The other morning I cycled around the Dutch town where I grew up. Behind our old house, the field where I spent half my childhood is now covered with homes. So is my old football club. My high school is now in a built-up area. At the local train station, the bike shed was full on a Saturday afternoon. When I got to Amsterdam, the business-traveller economy appeared to have broken down: endless waits for Ubers, nobody at hotel reception, restaurants closed at lunchtime for want of waiters.
I know over-construction and understaffing are now global problems, but they are particularly acute in the Netherlands. The country has run out of space and staff. Sure, a recession may temporarily loosen the jobs market, but the problem was acute pre-pandemic and will simply resurface whenever growth resumes. The Netherlands is probably the first country to hit the limits of economic growth.
Other overdeveloped places such as the Bay Area, New York and Singapore may follow, running out of room for new workers and businesses. This raises the question: can a rich place be happy if its economy stops growing?
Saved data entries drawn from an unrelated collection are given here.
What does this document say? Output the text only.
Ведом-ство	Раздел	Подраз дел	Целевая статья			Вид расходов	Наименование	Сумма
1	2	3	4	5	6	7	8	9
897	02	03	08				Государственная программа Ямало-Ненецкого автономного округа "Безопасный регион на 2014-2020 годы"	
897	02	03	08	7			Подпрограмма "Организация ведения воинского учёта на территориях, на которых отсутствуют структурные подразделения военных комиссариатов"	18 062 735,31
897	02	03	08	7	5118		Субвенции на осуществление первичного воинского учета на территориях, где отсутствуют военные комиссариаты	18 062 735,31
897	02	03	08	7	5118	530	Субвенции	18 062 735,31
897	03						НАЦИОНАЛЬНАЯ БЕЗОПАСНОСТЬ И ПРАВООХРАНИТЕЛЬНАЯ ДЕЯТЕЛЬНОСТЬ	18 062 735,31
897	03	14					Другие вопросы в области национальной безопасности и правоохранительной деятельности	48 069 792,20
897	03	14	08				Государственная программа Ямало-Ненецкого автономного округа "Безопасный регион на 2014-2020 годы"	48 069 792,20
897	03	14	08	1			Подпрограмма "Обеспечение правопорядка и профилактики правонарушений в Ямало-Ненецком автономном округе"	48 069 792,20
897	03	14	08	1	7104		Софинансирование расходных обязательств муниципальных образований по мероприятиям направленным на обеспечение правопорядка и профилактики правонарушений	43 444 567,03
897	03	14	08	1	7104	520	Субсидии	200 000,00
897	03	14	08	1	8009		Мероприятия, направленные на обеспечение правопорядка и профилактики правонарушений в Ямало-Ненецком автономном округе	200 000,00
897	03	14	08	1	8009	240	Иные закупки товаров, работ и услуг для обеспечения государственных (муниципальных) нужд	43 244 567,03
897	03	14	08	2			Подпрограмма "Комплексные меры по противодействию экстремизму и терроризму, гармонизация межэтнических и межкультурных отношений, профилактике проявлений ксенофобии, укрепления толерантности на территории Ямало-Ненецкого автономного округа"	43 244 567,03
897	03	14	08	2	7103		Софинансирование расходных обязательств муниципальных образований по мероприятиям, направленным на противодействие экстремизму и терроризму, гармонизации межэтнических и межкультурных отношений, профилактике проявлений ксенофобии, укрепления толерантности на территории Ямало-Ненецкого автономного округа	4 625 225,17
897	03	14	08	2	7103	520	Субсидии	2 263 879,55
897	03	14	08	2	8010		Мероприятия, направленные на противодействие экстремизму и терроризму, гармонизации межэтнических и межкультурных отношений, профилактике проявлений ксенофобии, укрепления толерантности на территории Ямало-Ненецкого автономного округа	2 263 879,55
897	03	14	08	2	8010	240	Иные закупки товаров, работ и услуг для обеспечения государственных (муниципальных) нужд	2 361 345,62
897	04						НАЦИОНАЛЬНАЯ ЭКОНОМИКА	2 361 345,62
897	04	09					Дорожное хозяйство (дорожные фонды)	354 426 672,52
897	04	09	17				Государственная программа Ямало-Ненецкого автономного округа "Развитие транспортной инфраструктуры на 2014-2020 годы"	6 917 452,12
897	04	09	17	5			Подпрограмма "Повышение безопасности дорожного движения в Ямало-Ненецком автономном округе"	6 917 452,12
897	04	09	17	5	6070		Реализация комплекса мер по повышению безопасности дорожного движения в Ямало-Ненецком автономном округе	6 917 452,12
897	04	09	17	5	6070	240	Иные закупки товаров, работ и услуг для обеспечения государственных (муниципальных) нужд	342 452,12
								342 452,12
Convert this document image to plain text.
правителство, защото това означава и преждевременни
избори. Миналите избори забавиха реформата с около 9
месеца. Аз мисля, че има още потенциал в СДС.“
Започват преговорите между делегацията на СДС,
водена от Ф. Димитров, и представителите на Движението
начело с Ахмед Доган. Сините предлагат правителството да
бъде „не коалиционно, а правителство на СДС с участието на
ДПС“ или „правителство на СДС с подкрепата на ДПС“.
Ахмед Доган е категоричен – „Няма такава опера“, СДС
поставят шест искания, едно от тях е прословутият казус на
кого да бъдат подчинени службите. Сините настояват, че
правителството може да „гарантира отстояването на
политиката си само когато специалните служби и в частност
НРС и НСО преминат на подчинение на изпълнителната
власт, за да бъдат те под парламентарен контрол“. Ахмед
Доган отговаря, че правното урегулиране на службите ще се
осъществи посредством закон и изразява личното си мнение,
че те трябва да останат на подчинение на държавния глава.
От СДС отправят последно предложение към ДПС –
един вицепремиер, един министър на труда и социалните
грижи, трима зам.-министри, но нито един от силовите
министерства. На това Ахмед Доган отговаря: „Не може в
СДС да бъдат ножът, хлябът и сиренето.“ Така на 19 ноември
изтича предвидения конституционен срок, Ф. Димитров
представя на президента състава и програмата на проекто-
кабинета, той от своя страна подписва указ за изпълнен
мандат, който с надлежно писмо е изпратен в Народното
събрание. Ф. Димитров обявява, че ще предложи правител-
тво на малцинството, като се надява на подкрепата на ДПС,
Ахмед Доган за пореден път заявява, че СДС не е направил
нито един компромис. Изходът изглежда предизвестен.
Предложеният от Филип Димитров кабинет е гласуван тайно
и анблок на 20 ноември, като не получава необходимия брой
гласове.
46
With hindsight, the Netherlands was too well-suited to the era of globalisation. The trading nation with Europe’s biggest port experienced 26 years of unbroken economic growth until 2008, then a world record. Now it tops ETH Zurich’s KOF Globalisation Index as the world’s most globalised country.
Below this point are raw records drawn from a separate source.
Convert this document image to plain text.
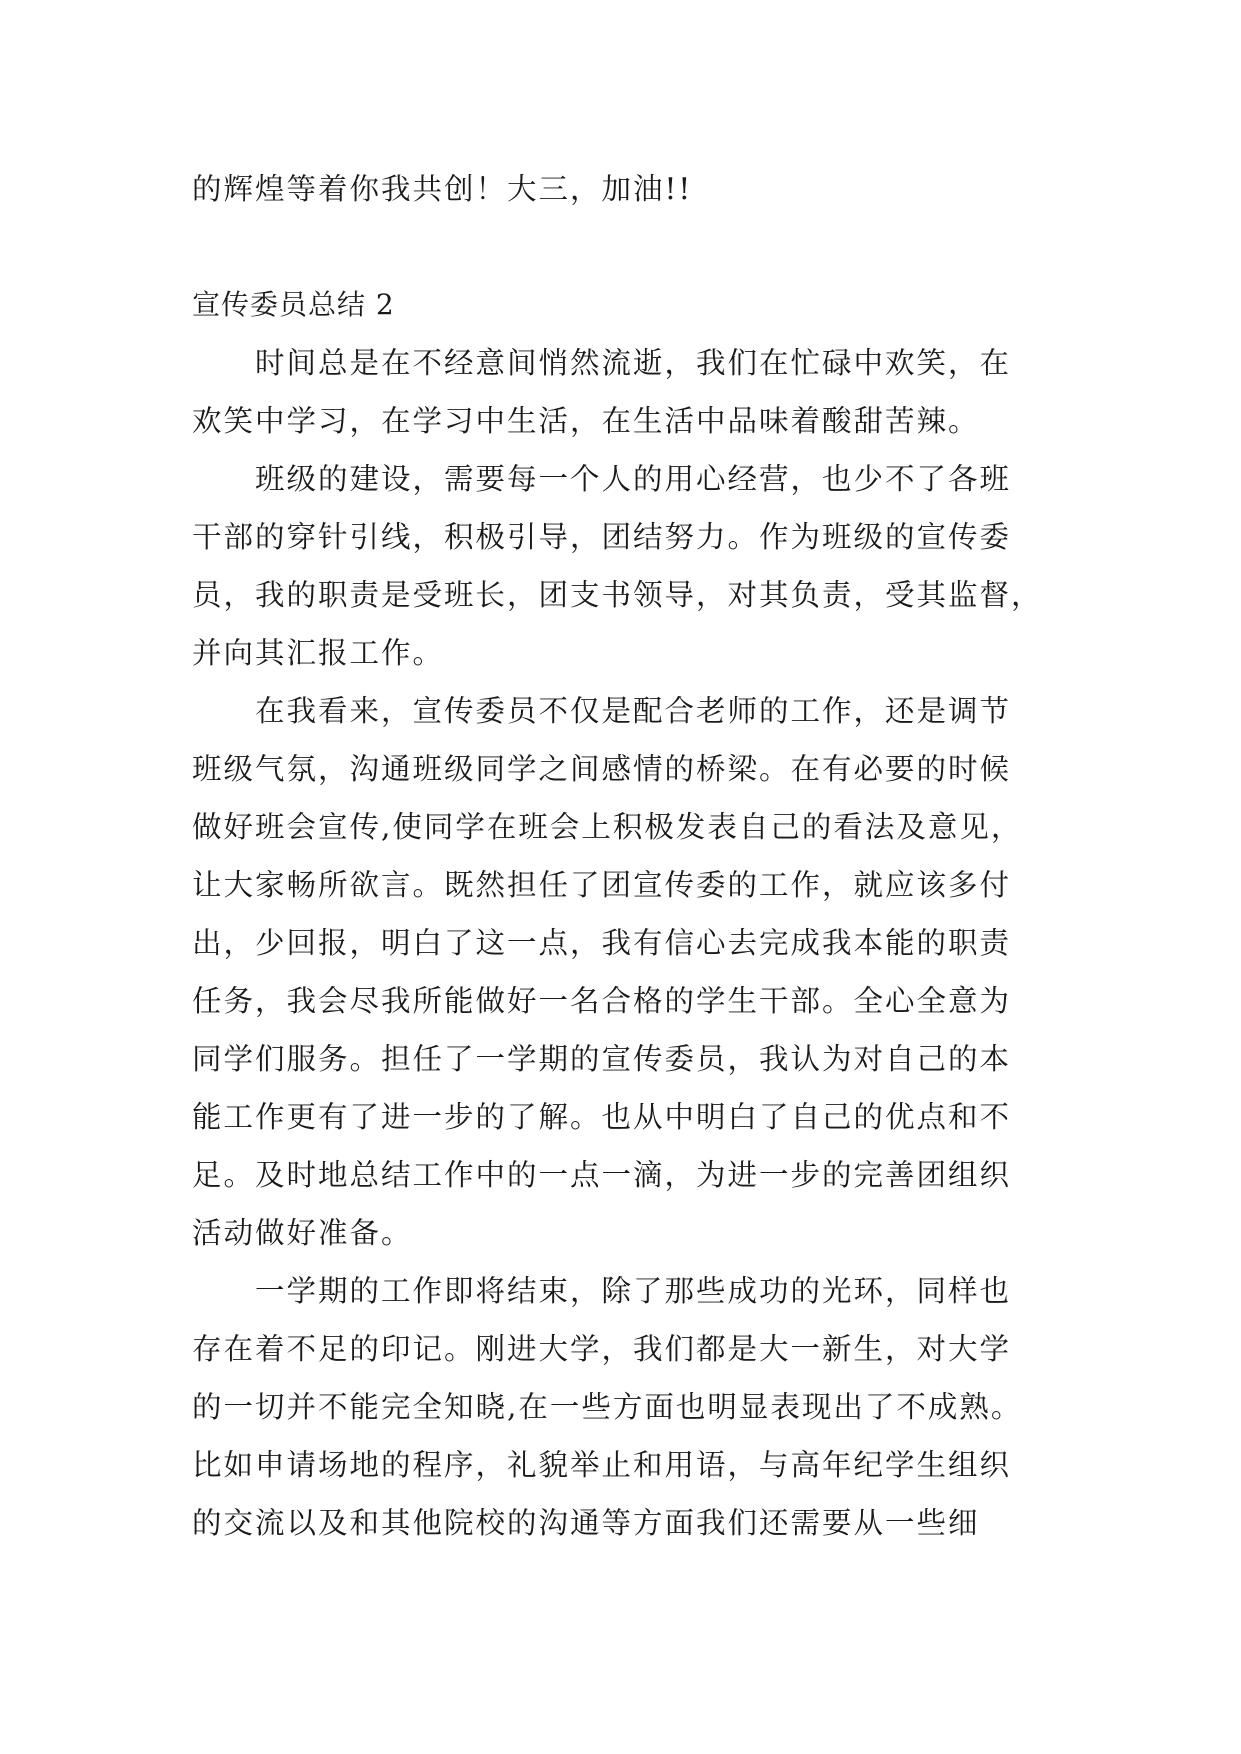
的辉煌等着你我共创！大三，加油!!

宣传委员总结 2

　　时间总是在不经意间悄然流逝，我们在忙碌中欢笑，在

欢笑中学习，在学习中生活，在生活中品味着酸甜苦辣。

　　班级的建设，需要每一个人的用心经营，也少不了各班

干部的穿针引线，积极引导，团结努力。作为班级的宣传委

员，我的职责是受班长，团支书领导，对其负责，受其监督，

并向其汇报工作。

　　在我看来，宣传委员不仅是配合老师的工作，还是调节

班级气氛，沟通班级同学之间感情的桥梁。在有必要的时候

做好班会宣传,使同学在班会上积极发表自己的看法及意见，

让大家畅所欲言。既然担任了团宣传委的工作，就应该多付

出，少回报，明白了这一点，我有信心去完成我本能的职责

任务，我会尽我所能做好一名合格的学生干部。全心全意为

同学们服务。担任了一学期的宣传委员，我认为对自己的本

能工作更有了进一步的了解。也从中明白了自己的优点和不

足。及时地总结工作中的一点一滴，为进一步的完善团组织

活动做好准备。

　　一学期的工作即将结束，除了那些成功的光环，同样也

存在着不足的印记。刚进大学，我们都是大一新生，对大学

的一切并不能完全知晓,在一些方面也明显表现出了不成熟。

比如申请场地的程序，礼貌举止和用语，与高年纪学生组织

的交流以及和其他院校的沟通等方面我们还需要从一些细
And so its population mushroomed. When the counter hit 14 million in 1979, Queen Juliana said, “Our country is full.” In 2010, Statistics Netherlands said the population would probably never reach 18 million. Today it’s 17.7 million and rising. The country has 507 people per sq km, nearly five times the EU’s average. Worse, the quantity of liveable land will shrink due to a paradoxical mix of rising seas and droughts damaging the foundations of houses.
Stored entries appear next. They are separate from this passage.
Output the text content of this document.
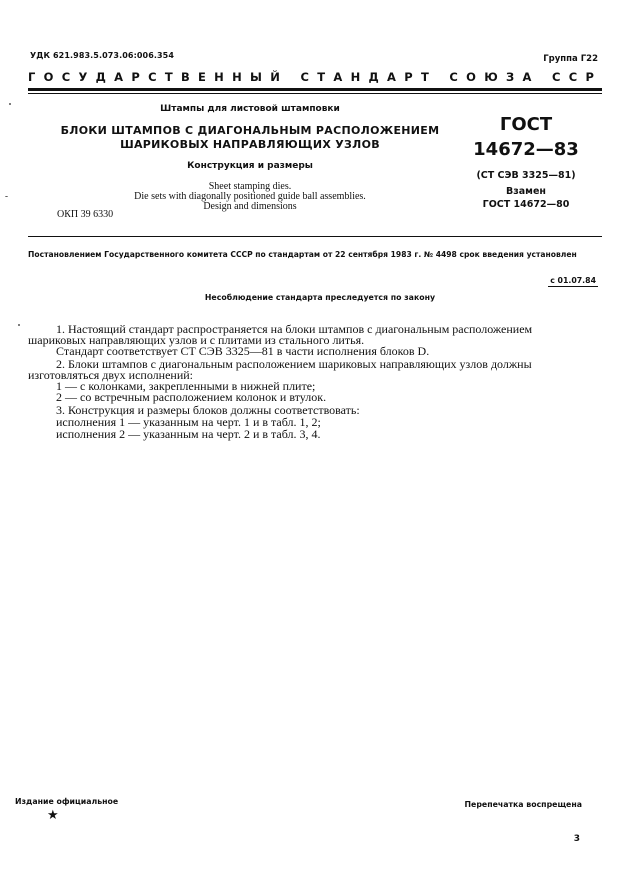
УДК 621.983.5.073.06:006.354	Группа Г22
ГОСУДАРСТВЕННЫЙ СТАНДАРТ СОЮЗА ССР
Штампы для листовой штамповки
БЛОКИ ШТАМПОВ С ДИАГОНАЛЬНЫМ РАСПОЛОЖЕНИЕМ
ШАРИКОВЫХ НАПРАВЛЯЮЩИХ УЗЛОВ
Конструкция и размеры
Sheet stamping dies.
Die sets with diagonally positioned guide ball assemblies.
Design and dimensions
ОКП 39 6330
ГОСТ
14672—83
(СТ СЭВ 3325—81)
Взамен
ГОСТ 14672—80
Постановлением Государственного комитета СССР по стандартам от 22 сентября 1983 г. № 4498 срок введения установлен
с 01.07.84
Несоблюдение стандарта преследуется по закону
1. Настоящий стандарт распространяется на блоки штампов с диагональным расположением
шариковых направляющих узлов и с плитами из стального литья.
Стандарт соответствует СТ СЭВ 3325—81 в части исполнения блоков D.
2. Блоки штампов с диагональным расположением шариковых направляющих узлов должны
изготовляться двух исполнений:
1 — с колонками, закрепленными в нижней плите;
2 — со встречным расположением колонок и втулок.
3. Конструкция и размеры блоков должны соответствовать:
исполнения 1 — указанным на черт. 1 и в табл. 1, 2;
исполнения 2 — указанным на черт. 2 и в табл. 3, 4.
Издание официальное
★
Перепечатка воспрещена
3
But the Dutch economy’s demand for new workers seems insatiable. Eighty-four per cent of employers report labour shortages, one government study found. Recruitment signs are almost standard in shop windows. Employers even offer new recruits free holidays.
One constraint on growth is that the Dutch enjoy the developed world’s shortest average work week, at just 30.3 hours. Six workers in 10 – predominantly women – are either part-timers or temps. The government is planning a bonus for anyone going full-time, but many people prefer daytime cappuccinos in the local café, assuming they can get served. Why give up your relaxt life and permanent contract to alleviate understaffing in old-age homes? Importing more migrant workers isn’t a popular idea. In June, the far right shouted down the minister who suggested recruiting youths from poor French suburbs.
And so every growth opportunity hits capacity constraints. I recently queued for three hours at Schiphol airport, global aviation’s second-biggest hub, because it cannot find enough security guards. The foreign students flooding Dutch universities cannot find housing. Amidst an energy crisis, the Dutch are closing Europe’s largest natural gas reserve because, in a packed country, drilling-induced earthquakes upset the neighbours.
Or take ASML, the global leader in chipmaking equipment. Based in a small town in the relatively quiet Dutch south-east, it’s a pillar of the western alliance in the budding confrontation with China. ASML hires hundreds of new employees every month, but just try finding them homes and babysitters. And local treehuggers have delayed ASML’s dreamt-of bike path to its headquarters.
Fantastically productive Dutch farms have made this tiny country the world’s second-largest agricultural exporter. But many of its 15 million pigs and cows live next to protected natural areas, so their nitrogen emissions break EU laws. The government is enraging farmers by closing farms. In theory, that frees space for new homes, but who will build them and where would the builders stay? In short, to use Liz Truss’s language, Dutch reality is an anti-growth coalition.
Even automation wouldn’t fix sectors like old-age care and construction. Eventually the country might have to target “stabilisation of population size” by limiting labour migration, advised the head of the Dutch labour inspectorate. The new State Commission Demographic Developments 2050 – and Dutch state commissions shape policy – may agree.
Does a rich country need more carbon-emitting growth? “We focus far too much on purchasing power, but extra purchasing power barely makes us happier,” says Sandra Phlippen, ABN Amro Bank’s chief economist. However, she notes, we’ve seen in recent years how people in stagnant economies “become angry and unsatisfied”. If the limits of growth are in sight, watch out.